I am a Bedouin from the Negev (49 years old), from the village of El Araqib which has been demolished 28 times since July 2010. We Bedouin are citizens of Israel, but we do not enjoy the privileges of Jewish Israeli citizens.
I will tell you my personal story: I am one of 12 children; we used to go to school by donkey, me, my older brother, and my younger brother - we all went into one class. When my older brother moved up a class, I could not leave the younger one, so I stayed with him through our whole school career. I was fortunate because my teacher recognized that I was capable of more and he gave me books and encouraged me to learn. When I finished school I studied chemistry and did my PhD in 1995 today I am the head of the Chemistry Department at Sapir College in the Negev and I am also involved in promoting the education of Bedouin youths.
But let me tell you about the history of Israel's Bedouin. After the war of 1948, many Bedouin fled to Sinai, to Gaza or to Jordan. Only about 10,000 remained. The Israeli army moved all these people from all over the Negev into a restricted area (the Siag), known as the security zone, a triangle of land between Beer-sheva, Arad and Dimona. Those who had come from other areas such as the Western or Southern Negev had to establish new villages. However, the Israeli authorities refused to recognize these villages and to provide them with services.
Later on, in 1970, the government allowed people to live only in seven cities/large township. The government recognized them as places to concentrate the Bedouin, like Rahat, for example, and encouraged Bedouin to move there although city life is not suited to the Bedouin tradition which is agricultural. We are not nomads, but have settled villages, moving only from summer to winter pastures for our flocks. All of these townships suffer from high unemployment, poor services, high crime rates and other ills. In addition, today, there are 45 unrecognized villages, with some 80,000 residents, all of whom suffer from constant government harassment, demolition of homes and lack of services. The government is considering a plan to recognize a few villages but to move many of their residents to the already overcrowded townships in order to 'Judaize' the Negev, including the establishment of military bases, single family farms (for Jews only) and Jewish villages.
The struggle for the village of El Araqib is a symbolic struggle. This is land that was settled by my family hundreds years ago, and we are conducting a struggle in the courts to have our land rights recognized. This is a test case: if we win, it will set a precedent for many other land claims by Bedouin that have been pending in the courts since the 1970's. As I told you at the beginning, our village has been destroyed 28 times since last year, to make way for a JNF forest. In order to plant the forest the JNF had to uproot not only our homes, destroy our water tankers but also to uproot our trees - olive and grape vines, leaving 300 people homeless. The police are now suing us for half a million dollars to cover the cost of the demolition.
On a daily basis too, we are subject to discrimination: every day I am stopped by the police who demand to see my ID, even when I am travelling to my work at Sapir. The ID checks can take anything from a few minutes to 3/4 an hour or more, depending on the mood of the policeman. In the unrecognized villages there are no services, no health clinics, no electricity, no water, no kindergartens, no transportation and only in very few of them are there schools. Water must be bought in tanks, which is very expensive and electricity is by generator which means that most families have electricity for only four or six hours per day. There are no paved roads, which means that in an emergency it is difficult for ambulances or fire trucks to reach the village.

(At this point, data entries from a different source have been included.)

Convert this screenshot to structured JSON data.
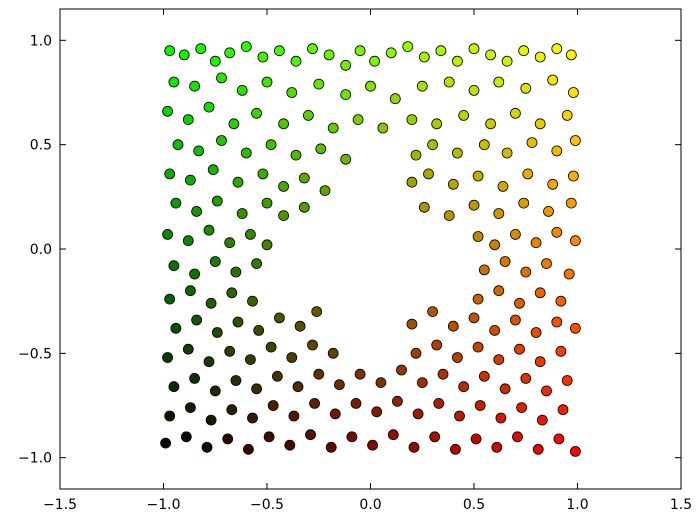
{
  "chart_data": {
    "type": "scatter",
    "title": "",
    "xlabel": "",
    "ylabel": "",
    "xlim": [
      -1.5,
      1.5
    ],
    "ylim": [
      -1.15,
      1.15
    ],
    "grid": false,
    "legend": "none",
    "xticks": [
      -1.5,
      -1.0,
      -0.5,
      0.0,
      0.5,
      1.0,
      1.5
    ],
    "xtick_labels": [
      "−1.5",
      "−1.0",
      "−0.5",
      "0.0",
      "0.5",
      "1.0",
      "1.5"
    ],
    "yticks": [
      -1.0,
      -0.5,
      0.0,
      0.5,
      1.0
    ],
    "ytick_labels": [
      "−1.0",
      "−0.5",
      "0.0",
      "0.5",
      "1.0"
    ],
    "color_rule": "red = (x+1)/2, green = (y+1)/2, blue = 0",
    "marker_edge_color": "#000000",
    "points": [
      {
        "x": -0.97,
        "y": 0.95
      },
      {
        "x": -0.9,
        "y": 0.93
      },
      {
        "x": -0.82,
        "y": 0.96
      },
      {
        "x": -0.75,
        "y": 0.9
      },
      {
        "x": -0.68,
        "y": 0.94
      },
      {
        "x": -0.6,
        "y": 0.97
      },
      {
        "x": -0.52,
        "y": 0.92
      },
      {
        "x": -0.44,
        "y": 0.95
      },
      {
        "x": -0.36,
        "y": 0.9
      },
      {
        "x": -0.28,
        "y": 0.96
      },
      {
        "x": -0.2,
        "y": 0.93
      },
      {
        "x": -0.12,
        "y": 0.88
      },
      {
        "x": -0.05,
        "y": 0.95
      },
      {
        "x": 0.02,
        "y": 0.9
      },
      {
        "x": 0.1,
        "y": 0.94
      },
      {
        "x": 0.18,
        "y": 0.97
      },
      {
        "x": 0.26,
        "y": 0.92
      },
      {
        "x": 0.34,
        "y": 0.95
      },
      {
        "x": 0.42,
        "y": 0.9
      },
      {
        "x": 0.5,
        "y": 0.96
      },
      {
        "x": 0.58,
        "y": 0.93
      },
      {
        "x": 0.66,
        "y": 0.9
      },
      {
        "x": 0.74,
        "y": 0.95
      },
      {
        "x": 0.82,
        "y": 0.92
      },
      {
        "x": 0.9,
        "y": 0.96
      },
      {
        "x": 0.97,
        "y": 0.93
      },
      {
        "x": -0.95,
        "y": 0.8
      },
      {
        "x": -0.85,
        "y": 0.78
      },
      {
        "x": -0.72,
        "y": 0.82
      },
      {
        "x": -0.62,
        "y": 0.76
      },
      {
        "x": -0.5,
        "y": 0.8
      },
      {
        "x": -0.38,
        "y": 0.75
      },
      {
        "x": -0.25,
        "y": 0.79
      },
      {
        "x": -0.12,
        "y": 0.74
      },
      {
        "x": 0.0,
        "y": 0.78
      },
      {
        "x": 0.12,
        "y": 0.72
      },
      {
        "x": 0.25,
        "y": 0.78
      },
      {
        "x": 0.38,
        "y": 0.8
      },
      {
        "x": 0.5,
        "y": 0.76
      },
      {
        "x": 0.62,
        "y": 0.8
      },
      {
        "x": 0.75,
        "y": 0.77
      },
      {
        "x": 0.88,
        "y": 0.81
      },
      {
        "x": 0.98,
        "y": 0.75
      },
      {
        "x": -0.98,
        "y": 0.66
      },
      {
        "x": -0.88,
        "y": 0.62
      },
      {
        "x": -0.78,
        "y": 0.68
      },
      {
        "x": -0.66,
        "y": 0.6
      },
      {
        "x": -0.55,
        "y": 0.65
      },
      {
        "x": -0.42,
        "y": 0.6
      },
      {
        "x": -0.3,
        "y": 0.64
      },
      {
        "x": -0.18,
        "y": 0.58
      },
      {
        "x": -0.06,
        "y": 0.62
      },
      {
        "x": 0.06,
        "y": 0.58
      },
      {
        "x": 0.2,
        "y": 0.62
      },
      {
        "x": 0.32,
        "y": 0.6
      },
      {
        "x": 0.45,
        "y": 0.64
      },
      {
        "x": 0.58,
        "y": 0.6
      },
      {
        "x": 0.7,
        "y": 0.65
      },
      {
        "x": 0.82,
        "y": 0.6
      },
      {
        "x": 0.95,
        "y": 0.64
      },
      {
        "x": -0.93,
        "y": 0.5
      },
      {
        "x": -0.83,
        "y": 0.47
      },
      {
        "x": -0.72,
        "y": 0.52
      },
      {
        "x": -0.6,
        "y": 0.46
      },
      {
        "x": -0.48,
        "y": 0.5
      },
      {
        "x": -0.36,
        "y": 0.45
      },
      {
        "x": -0.24,
        "y": 0.48
      },
      {
        "x": -0.12,
        "y": 0.43
      },
      {
        "x": 0.22,
        "y": 0.45
      },
      {
        "x": 0.3,
        "y": 0.5
      },
      {
        "x": 0.42,
        "y": 0.46
      },
      {
        "x": 0.55,
        "y": 0.5
      },
      {
        "x": 0.66,
        "y": 0.46
      },
      {
        "x": 0.78,
        "y": 0.51
      },
      {
        "x": 0.9,
        "y": 0.47
      },
      {
        "x": 0.99,
        "y": 0.52
      },
      {
        "x": -0.97,
        "y": 0.36
      },
      {
        "x": -0.87,
        "y": 0.33
      },
      {
        "x": -0.76,
        "y": 0.38
      },
      {
        "x": -0.64,
        "y": 0.32
      },
      {
        "x": -0.52,
        "y": 0.36
      },
      {
        "x": -0.42,
        "y": 0.3
      },
      {
        "x": -0.32,
        "y": 0.34
      },
      {
        "x": -0.22,
        "y": 0.28
      },
      {
        "x": 0.2,
        "y": 0.32
      },
      {
        "x": 0.28,
        "y": 0.36
      },
      {
        "x": 0.4,
        "y": 0.31
      },
      {
        "x": 0.52,
        "y": 0.35
      },
      {
        "x": 0.64,
        "y": 0.3
      },
      {
        "x": 0.76,
        "y": 0.36
      },
      {
        "x": 0.88,
        "y": 0.31
      },
      {
        "x": 0.98,
        "y": 0.35
      },
      {
        "x": -0.94,
        "y": 0.22
      },
      {
        "x": -0.84,
        "y": 0.18
      },
      {
        "x": -0.74,
        "y": 0.23
      },
      {
        "x": -0.62,
        "y": 0.17
      },
      {
        "x": -0.5,
        "y": 0.22
      },
      {
        "x": -0.42,
        "y": 0.16
      },
      {
        "x": -0.32,
        "y": 0.2
      },
      {
        "x": 0.26,
        "y": 0.2
      },
      {
        "x": 0.38,
        "y": 0.16
      },
      {
        "x": 0.5,
        "y": 0.21
      },
      {
        "x": 0.62,
        "y": 0.17
      },
      {
        "x": 0.74,
        "y": 0.22
      },
      {
        "x": 0.86,
        "y": 0.18
      },
      {
        "x": 0.97,
        "y": 0.22
      },
      {
        "x": -0.98,
        "y": 0.07
      },
      {
        "x": -0.88,
        "y": 0.04
      },
      {
        "x": -0.78,
        "y": 0.09
      },
      {
        "x": -0.68,
        "y": 0.03
      },
      {
        "x": -0.58,
        "y": 0.07
      },
      {
        "x": -0.5,
        "y": 0.02
      },
      {
        "x": 0.52,
        "y": 0.06
      },
      {
        "x": 0.6,
        "y": 0.02
      },
      {
        "x": 0.7,
        "y": 0.07
      },
      {
        "x": 0.8,
        "y": 0.03
      },
      {
        "x": 0.9,
        "y": 0.08
      },
      {
        "x": 0.99,
        "y": 0.04
      },
      {
        "x": -0.95,
        "y": -0.08
      },
      {
        "x": -0.85,
        "y": -0.12
      },
      {
        "x": -0.75,
        "y": -0.06
      },
      {
        "x": -0.65,
        "y": -0.11
      },
      {
        "x": -0.55,
        "y": -0.07
      },
      {
        "x": 0.55,
        "y": -0.1
      },
      {
        "x": 0.65,
        "y": -0.06
      },
      {
        "x": 0.75,
        "y": -0.11
      },
      {
        "x": 0.85,
        "y": -0.07
      },
      {
        "x": 0.96,
        "y": -0.12
      },
      {
        "x": -0.97,
        "y": -0.24
      },
      {
        "x": -0.87,
        "y": -0.2
      },
      {
        "x": -0.77,
        "y": -0.26
      },
      {
        "x": -0.67,
        "y": -0.21
      },
      {
        "x": -0.57,
        "y": -0.25
      },
      {
        "x": 0.52,
        "y": -0.24
      },
      {
        "x": 0.62,
        "y": -0.2
      },
      {
        "x": 0.72,
        "y": -0.26
      },
      {
        "x": 0.82,
        "y": -0.21
      },
      {
        "x": 0.92,
        "y": -0.25
      },
      {
        "x": -0.94,
        "y": -0.38
      },
      {
        "x": -0.84,
        "y": -0.34
      },
      {
        "x": -0.74,
        "y": -0.4
      },
      {
        "x": -0.64,
        "y": -0.35
      },
      {
        "x": -0.54,
        "y": -0.39
      },
      {
        "x": -0.44,
        "y": -0.33
      },
      {
        "x": -0.34,
        "y": -0.37
      },
      {
        "x": -0.26,
        "y": -0.3
      },
      {
        "x": 0.2,
        "y": -0.36
      },
      {
        "x": 0.3,
        "y": -0.3
      },
      {
        "x": 0.4,
        "y": -0.37
      },
      {
        "x": 0.5,
        "y": -0.33
      },
      {
        "x": 0.6,
        "y": -0.39
      },
      {
        "x": 0.7,
        "y": -0.34
      },
      {
        "x": 0.8,
        "y": -0.4
      },
      {
        "x": 0.9,
        "y": -0.35
      },
      {
        "x": 0.99,
        "y": -0.38
      },
      {
        "x": -0.98,
        "y": -0.52
      },
      {
        "x": -0.88,
        "y": -0.48
      },
      {
        "x": -0.78,
        "y": -0.54
      },
      {
        "x": -0.68,
        "y": -0.49
      },
      {
        "x": -0.58,
        "y": -0.53
      },
      {
        "x": -0.48,
        "y": -0.47
      },
      {
        "x": -0.38,
        "y": -0.52
      },
      {
        "x": -0.28,
        "y": -0.46
      },
      {
        "x": -0.18,
        "y": -0.5
      },
      {
        "x": 0.22,
        "y": -0.5
      },
      {
        "x": 0.32,
        "y": -0.46
      },
      {
        "x": 0.42,
        "y": -0.52
      },
      {
        "x": 0.52,
        "y": -0.47
      },
      {
        "x": 0.62,
        "y": -0.53
      },
      {
        "x": 0.72,
        "y": -0.48
      },
      {
        "x": 0.82,
        "y": -0.54
      },
      {
        "x": 0.92,
        "y": -0.49
      },
      {
        "x": -0.95,
        "y": -0.66
      },
      {
        "x": -0.85,
        "y": -0.62
      },
      {
        "x": -0.75,
        "y": -0.68
      },
      {
        "x": -0.65,
        "y": -0.63
      },
      {
        "x": -0.55,
        "y": -0.67
      },
      {
        "x": -0.45,
        "y": -0.61
      },
      {
        "x": -0.35,
        "y": -0.66
      },
      {
        "x": -0.25,
        "y": -0.6
      },
      {
        "x": -0.15,
        "y": -0.65
      },
      {
        "x": -0.05,
        "y": -0.6
      },
      {
        "x": 0.05,
        "y": -0.64
      },
      {
        "x": 0.15,
        "y": -0.58
      },
      {
        "x": 0.25,
        "y": -0.64
      },
      {
        "x": 0.35,
        "y": -0.6
      },
      {
        "x": 0.45,
        "y": -0.66
      },
      {
        "x": 0.55,
        "y": -0.61
      },
      {
        "x": 0.65,
        "y": -0.67
      },
      {
        "x": 0.75,
        "y": -0.62
      },
      {
        "x": 0.85,
        "y": -0.68
      },
      {
        "x": 0.95,
        "y": -0.63
      },
      {
        "x": -0.97,
        "y": -0.8
      },
      {
        "x": -0.87,
        "y": -0.76
      },
      {
        "x": -0.77,
        "y": -0.82
      },
      {
        "x": -0.67,
        "y": -0.77
      },
      {
        "x": -0.57,
        "y": -0.81
      },
      {
        "x": -0.47,
        "y": -0.75
      },
      {
        "x": -0.37,
        "y": -0.8
      },
      {
        "x": -0.27,
        "y": -0.74
      },
      {
        "x": -0.17,
        "y": -0.79
      },
      {
        "x": -0.07,
        "y": -0.74
      },
      {
        "x": 0.03,
        "y": -0.78
      },
      {
        "x": 0.13,
        "y": -0.73
      },
      {
        "x": 0.23,
        "y": -0.79
      },
      {
        "x": 0.33,
        "y": -0.74
      },
      {
        "x": 0.43,
        "y": -0.8
      },
      {
        "x": 0.53,
        "y": -0.75
      },
      {
        "x": 0.63,
        "y": -0.81
      },
      {
        "x": 0.73,
        "y": -0.76
      },
      {
        "x": 0.83,
        "y": -0.82
      },
      {
        "x": 0.93,
        "y": -0.77
      },
      {
        "x": -0.99,
        "y": -0.93
      },
      {
        "x": -0.89,
        "y": -0.9
      },
      {
        "x": -0.79,
        "y": -0.95
      },
      {
        "x": -0.69,
        "y": -0.91
      },
      {
        "x": -0.59,
        "y": -0.96
      },
      {
        "x": -0.49,
        "y": -0.9
      },
      {
        "x": -0.39,
        "y": -0.94
      },
      {
        "x": -0.29,
        "y": -0.89
      },
      {
        "x": -0.19,
        "y": -0.95
      },
      {
        "x": -0.09,
        "y": -0.9
      },
      {
        "x": 0.01,
        "y": -0.94
      },
      {
        "x": 0.11,
        "y": -0.89
      },
      {
        "x": 0.21,
        "y": -0.95
      },
      {
        "x": 0.31,
        "y": -0.9
      },
      {
        "x": 0.41,
        "y": -0.96
      },
      {
        "x": 0.51,
        "y": -0.91
      },
      {
        "x": 0.61,
        "y": -0.95
      },
      {
        "x": 0.71,
        "y": -0.9
      },
      {
        "x": 0.81,
        "y": -0.96
      },
      {
        "x": 0.91,
        "y": -0.91
      },
      {
        "x": 0.99,
        "y": -0.97
      }
    ]
  }
}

Most of the unrecognized villages are the product of Israel's policy of moving the Bedouin into the restricted area 60 years ago, and our pressing claim now is for the government to recognize these villages and provide the services that other citizens enjoy, including health, education, transportation, access to government services and to water and electricity. These are basic human rights, and the basic responsibility of government towards its citizens.